The bankrupt explained to us that at the time of the transfer, the bank was taking possession of her assets subject to the terms of the personal guarantee contract and did not know if her retirement fund was protected in that scenario. So they took matters into their own hands and transferred the retirement balance to their friend’s account for safekeeping.

Herein lies the problem, at the time of the bankruptcy designation, the funds were no longer held in a regulated retirement fund, they were reclassified on transfer to the debtor’s friend to “funds held in trust”, an asset that is acquired and is available to a bankruptcy trustee. After an assertive letter from our attorney, the debtor’s friend paid the $150,000 to the bankruptcy estate, after an understandably thoughtful suggestion that they simply transfer the funds to his friend’s retirement fund to try to reverse the damage caused.

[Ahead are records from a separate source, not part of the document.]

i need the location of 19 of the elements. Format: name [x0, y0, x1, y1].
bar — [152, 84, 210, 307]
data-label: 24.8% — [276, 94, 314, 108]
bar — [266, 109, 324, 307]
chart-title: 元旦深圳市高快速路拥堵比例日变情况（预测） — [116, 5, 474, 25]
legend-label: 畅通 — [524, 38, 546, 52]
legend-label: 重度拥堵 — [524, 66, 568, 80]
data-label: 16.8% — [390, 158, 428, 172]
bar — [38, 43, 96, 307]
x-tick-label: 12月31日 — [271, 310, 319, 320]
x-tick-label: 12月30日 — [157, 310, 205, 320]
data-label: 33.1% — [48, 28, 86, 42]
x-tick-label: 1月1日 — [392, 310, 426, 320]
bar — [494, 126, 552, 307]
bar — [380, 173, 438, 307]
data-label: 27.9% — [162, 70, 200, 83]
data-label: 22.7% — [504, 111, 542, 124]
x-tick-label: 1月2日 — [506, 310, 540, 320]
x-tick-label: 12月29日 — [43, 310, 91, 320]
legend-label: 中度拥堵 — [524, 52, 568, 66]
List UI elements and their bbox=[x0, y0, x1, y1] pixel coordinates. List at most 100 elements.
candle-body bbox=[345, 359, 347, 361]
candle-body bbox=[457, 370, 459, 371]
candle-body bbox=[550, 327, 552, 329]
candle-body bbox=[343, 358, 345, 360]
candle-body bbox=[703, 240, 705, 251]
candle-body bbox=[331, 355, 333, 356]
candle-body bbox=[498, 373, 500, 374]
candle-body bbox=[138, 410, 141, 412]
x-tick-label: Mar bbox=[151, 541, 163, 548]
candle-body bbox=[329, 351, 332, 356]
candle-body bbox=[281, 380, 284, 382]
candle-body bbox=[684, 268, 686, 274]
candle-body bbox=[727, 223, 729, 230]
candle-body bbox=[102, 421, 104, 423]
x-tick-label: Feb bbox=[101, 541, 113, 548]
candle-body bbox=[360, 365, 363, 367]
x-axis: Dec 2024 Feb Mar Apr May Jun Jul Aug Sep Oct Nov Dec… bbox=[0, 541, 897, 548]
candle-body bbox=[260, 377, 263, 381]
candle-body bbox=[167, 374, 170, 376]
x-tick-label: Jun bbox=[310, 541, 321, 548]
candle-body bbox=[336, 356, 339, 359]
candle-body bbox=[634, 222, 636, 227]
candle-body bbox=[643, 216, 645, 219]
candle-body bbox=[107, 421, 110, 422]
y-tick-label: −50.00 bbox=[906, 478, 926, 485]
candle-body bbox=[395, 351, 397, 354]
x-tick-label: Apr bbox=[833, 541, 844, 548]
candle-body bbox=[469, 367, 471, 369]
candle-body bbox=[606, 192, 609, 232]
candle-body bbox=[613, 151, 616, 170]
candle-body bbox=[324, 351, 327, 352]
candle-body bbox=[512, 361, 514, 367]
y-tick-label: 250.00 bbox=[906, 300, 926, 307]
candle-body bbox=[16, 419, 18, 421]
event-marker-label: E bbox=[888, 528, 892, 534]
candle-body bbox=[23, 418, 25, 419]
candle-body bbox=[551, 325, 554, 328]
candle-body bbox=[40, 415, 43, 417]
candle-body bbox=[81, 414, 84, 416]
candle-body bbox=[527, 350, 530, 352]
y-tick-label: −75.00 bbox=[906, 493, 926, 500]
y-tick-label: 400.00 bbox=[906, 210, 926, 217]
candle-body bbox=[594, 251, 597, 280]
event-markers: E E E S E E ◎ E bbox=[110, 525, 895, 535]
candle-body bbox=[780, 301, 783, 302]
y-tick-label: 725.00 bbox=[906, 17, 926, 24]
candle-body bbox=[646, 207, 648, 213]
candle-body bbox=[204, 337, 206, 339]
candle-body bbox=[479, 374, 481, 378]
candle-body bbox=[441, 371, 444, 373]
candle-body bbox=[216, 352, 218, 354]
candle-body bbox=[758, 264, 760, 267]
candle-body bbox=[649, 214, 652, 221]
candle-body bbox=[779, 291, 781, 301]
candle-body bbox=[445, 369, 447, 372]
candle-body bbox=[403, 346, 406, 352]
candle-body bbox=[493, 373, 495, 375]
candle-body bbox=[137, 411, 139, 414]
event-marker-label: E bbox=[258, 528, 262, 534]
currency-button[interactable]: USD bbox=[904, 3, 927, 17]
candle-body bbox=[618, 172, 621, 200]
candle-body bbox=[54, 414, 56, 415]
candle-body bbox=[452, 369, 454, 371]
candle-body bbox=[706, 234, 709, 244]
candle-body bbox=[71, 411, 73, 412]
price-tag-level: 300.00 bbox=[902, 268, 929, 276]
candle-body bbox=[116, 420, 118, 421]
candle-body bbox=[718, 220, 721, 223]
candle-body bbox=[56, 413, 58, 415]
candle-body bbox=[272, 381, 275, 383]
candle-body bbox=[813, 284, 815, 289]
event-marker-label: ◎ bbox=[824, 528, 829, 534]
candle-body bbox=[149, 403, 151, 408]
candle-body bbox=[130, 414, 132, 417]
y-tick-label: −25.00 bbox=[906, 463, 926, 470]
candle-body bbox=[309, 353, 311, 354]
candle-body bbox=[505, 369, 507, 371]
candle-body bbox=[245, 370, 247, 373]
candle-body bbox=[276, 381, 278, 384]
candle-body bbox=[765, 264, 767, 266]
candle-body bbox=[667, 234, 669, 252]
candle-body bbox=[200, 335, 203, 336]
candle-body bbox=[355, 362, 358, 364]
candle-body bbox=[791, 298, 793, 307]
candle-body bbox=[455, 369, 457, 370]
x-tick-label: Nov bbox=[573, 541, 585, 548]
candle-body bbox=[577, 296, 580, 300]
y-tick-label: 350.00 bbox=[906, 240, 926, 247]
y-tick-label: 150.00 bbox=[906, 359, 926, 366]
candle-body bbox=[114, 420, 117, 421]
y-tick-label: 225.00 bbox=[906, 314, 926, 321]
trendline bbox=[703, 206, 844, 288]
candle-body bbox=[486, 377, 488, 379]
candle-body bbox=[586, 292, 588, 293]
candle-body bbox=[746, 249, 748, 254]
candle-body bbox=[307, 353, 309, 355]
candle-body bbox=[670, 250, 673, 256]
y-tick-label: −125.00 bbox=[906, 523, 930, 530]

So how could this have been avoided?

With good advice, at a fraction of the cost, this bankruptcy could have prevented you from losing your retirement. Had they come to Worrells when things started to unravel with entities attached to their personal guarantees, we could have explained how bankruptcy works and how divisible assets are treated in a bankruptcy scenario. We do this every day out of courtesy and without expectations. An accountant or attorney could also provide this advice and clarity. It saddens us so much to see the cost of not receiving advice to impact someone so profoundly.

Related Posts:

Income contributions in bankruptcy proceedings

bankruptcy and retirement

The content of this article is intended to provide a general guide on the subject. Specialist advice should be sought according to your specific circumstances.